Q. Tata Steel announced last week that up to 2,800 jobs would be cut as part of the plans to close Port Talbot’s two huge blast furnaces and replace them with an electric arc furnace. How are the discussions with the different stakeholders coming along?
We had an understanding with the government on the basis of which they promised us support. With that, we went to the unions, and shared our plans with them. They shared an alternative plan. We’ve incorporated some of their suggestions in our plans. And kicked off discussions on this new plan last week with the announcement.
Obviously, the unions don't like the outcome, because there are jobs at stake, and we are committed to seeing how we manage it in the best possible way. But we are also keen to create a business which is not always standing on the edge of a cliff, always struggling to survive. We want to make sure that at the end of this transition, where we are putting in Tata Steel’s money and the British taxpayer’s money, we have a business which can stand on its own.

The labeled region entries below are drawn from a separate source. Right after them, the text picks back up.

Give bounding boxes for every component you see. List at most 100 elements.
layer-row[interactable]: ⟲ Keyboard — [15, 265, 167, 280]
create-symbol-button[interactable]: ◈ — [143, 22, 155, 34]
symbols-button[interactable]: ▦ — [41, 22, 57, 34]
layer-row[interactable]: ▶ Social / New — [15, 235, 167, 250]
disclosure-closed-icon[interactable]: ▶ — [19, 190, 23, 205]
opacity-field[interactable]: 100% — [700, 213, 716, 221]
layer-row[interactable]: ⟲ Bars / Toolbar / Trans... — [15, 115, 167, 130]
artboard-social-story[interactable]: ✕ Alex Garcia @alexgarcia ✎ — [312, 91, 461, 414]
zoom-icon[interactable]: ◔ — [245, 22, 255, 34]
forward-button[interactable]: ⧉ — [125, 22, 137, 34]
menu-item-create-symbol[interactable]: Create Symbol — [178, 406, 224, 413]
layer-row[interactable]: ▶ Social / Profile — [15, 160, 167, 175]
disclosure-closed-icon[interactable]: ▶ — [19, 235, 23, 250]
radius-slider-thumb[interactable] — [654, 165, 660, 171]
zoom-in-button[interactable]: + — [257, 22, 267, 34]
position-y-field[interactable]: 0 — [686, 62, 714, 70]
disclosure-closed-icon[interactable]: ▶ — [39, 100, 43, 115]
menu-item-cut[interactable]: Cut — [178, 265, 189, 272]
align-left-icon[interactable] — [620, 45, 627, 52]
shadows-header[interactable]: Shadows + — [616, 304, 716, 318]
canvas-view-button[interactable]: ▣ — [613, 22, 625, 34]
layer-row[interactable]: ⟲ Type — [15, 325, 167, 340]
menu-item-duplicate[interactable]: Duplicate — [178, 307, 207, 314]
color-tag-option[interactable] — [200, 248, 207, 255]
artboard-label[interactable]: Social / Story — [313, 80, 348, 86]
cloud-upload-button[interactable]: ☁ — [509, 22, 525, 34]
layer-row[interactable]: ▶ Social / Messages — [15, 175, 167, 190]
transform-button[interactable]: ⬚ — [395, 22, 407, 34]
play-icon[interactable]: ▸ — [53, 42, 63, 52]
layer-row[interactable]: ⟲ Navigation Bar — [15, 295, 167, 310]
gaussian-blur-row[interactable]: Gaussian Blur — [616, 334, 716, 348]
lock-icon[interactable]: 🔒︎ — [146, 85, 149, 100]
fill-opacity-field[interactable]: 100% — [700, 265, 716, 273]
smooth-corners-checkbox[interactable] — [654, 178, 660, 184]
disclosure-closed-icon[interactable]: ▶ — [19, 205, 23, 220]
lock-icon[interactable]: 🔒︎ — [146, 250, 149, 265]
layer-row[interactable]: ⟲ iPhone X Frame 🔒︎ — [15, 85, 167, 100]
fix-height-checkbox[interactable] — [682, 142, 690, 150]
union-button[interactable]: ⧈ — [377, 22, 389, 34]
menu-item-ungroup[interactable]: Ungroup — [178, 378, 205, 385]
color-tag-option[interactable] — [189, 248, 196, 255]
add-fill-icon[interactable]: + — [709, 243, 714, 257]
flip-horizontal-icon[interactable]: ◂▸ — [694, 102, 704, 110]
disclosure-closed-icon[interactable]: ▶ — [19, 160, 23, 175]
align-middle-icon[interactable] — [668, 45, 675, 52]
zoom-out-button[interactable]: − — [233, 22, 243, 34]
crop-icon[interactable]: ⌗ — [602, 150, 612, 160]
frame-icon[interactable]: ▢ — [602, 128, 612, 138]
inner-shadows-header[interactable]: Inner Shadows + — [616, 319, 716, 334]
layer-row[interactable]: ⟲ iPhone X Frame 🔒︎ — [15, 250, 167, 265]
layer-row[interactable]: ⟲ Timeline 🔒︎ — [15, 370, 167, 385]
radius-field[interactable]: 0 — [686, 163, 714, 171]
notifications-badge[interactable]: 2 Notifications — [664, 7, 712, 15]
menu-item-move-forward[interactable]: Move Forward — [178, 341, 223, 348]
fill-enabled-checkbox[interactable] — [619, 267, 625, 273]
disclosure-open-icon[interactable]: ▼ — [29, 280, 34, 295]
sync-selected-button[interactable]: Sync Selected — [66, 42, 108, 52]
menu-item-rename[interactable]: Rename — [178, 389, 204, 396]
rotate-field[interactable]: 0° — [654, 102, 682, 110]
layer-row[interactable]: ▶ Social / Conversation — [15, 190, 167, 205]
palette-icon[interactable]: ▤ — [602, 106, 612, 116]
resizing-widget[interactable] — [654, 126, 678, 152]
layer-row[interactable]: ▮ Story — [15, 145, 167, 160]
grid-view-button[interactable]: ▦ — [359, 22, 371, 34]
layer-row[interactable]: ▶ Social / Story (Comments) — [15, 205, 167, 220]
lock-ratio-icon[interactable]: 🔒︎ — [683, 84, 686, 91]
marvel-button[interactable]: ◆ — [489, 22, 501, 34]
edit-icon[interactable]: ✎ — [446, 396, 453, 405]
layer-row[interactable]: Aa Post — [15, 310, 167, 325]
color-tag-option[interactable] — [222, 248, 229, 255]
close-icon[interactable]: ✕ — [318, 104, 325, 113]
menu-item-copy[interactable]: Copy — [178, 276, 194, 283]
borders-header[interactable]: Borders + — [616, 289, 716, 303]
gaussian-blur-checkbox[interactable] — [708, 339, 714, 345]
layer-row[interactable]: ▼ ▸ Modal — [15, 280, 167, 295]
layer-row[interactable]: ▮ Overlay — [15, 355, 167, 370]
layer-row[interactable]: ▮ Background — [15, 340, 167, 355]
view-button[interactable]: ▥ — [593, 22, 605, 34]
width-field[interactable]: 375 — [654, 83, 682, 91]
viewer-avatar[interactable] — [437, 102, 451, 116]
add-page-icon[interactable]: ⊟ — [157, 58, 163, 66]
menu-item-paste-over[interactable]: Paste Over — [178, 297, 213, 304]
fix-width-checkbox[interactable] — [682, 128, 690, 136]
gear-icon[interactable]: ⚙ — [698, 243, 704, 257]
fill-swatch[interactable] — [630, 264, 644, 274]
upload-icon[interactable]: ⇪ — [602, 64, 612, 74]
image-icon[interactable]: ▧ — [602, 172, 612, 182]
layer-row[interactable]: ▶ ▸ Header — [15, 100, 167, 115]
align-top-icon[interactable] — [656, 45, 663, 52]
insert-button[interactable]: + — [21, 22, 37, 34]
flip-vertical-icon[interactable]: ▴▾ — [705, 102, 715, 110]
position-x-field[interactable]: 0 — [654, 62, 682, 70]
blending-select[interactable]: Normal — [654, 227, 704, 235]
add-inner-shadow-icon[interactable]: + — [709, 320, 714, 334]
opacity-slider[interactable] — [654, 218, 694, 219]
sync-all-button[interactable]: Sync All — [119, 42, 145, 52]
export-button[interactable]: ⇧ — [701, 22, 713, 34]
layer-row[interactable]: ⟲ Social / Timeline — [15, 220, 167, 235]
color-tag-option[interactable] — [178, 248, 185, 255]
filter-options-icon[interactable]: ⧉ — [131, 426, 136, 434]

There is a formal consultation process which will go on for at least 45 days.
Q. Tata Steel has been accused of “gross hypocrisy” as it prepares to open a new blast furnace in India, while citing a cut in carbon emissions as the reason for shuttering two blast furnaces in south Wales, costing thousands of jobs. How would you react to that?
We need to understand the context in different geographies. At a broad level, Europe, including the UK, has a carbon tax. Europe has committed to net-zero by 2050. The policies have been brought in. There's a carbon border adjustment mechanism (a tariff on carbon-heavy products imported into the EU). There is a roadmap, and there is a target that the governments have set on how much carbon they want to reduce by 2030. The steel industry is a big part of that journey. Governments across Europe are discussing with steel companies as to how they can transition. The governments are supporting industry because they need to meet their carbon reduction goals, and without that support, the industry can't transition with their own cash flows. Others, besides us, are also moving away from blast furnaces.
Secondly, we've been losing money in the UK, and over the last 15 years, we’ve supported the UK to the extent of about GBP5 billion. So, it is not a sustainable business. There was no support from the government last year and even this year, we'll know from the quarterly numbers how much we've lost in the quarter in the UK. If we don't do anything, we will have to shut down anyway. What we see is a way forward, where the government is willing to support us and we are willing to put in money. At least we will have an electric arc furnace in the UK, leveraging the fact that the UK is the second biggest scrap exporter in the world after the US. It's natural to use scrap available in the UK to make steel in the UK, rather than bring iron ore and coal from across the world to make steel in the UK, pay a carbon tax, and lose money.
India is a different story. India aims to be net-zero by 2070, not 2050. We don't have a carbon tax in India, and the regulatory framework is different. India is a growing market and we need to build more capacity. If you don't build capacity, you lose market share. We have not said that we will not build any blast furnaces anywhere in the world. We have said that in Europe, both in the Netherlands and in the UK, we will replace blast furnaces with other units in line with regulations. In India, as and when regulations incentivise reducing the carbon footprint and there is gas available, we will switch.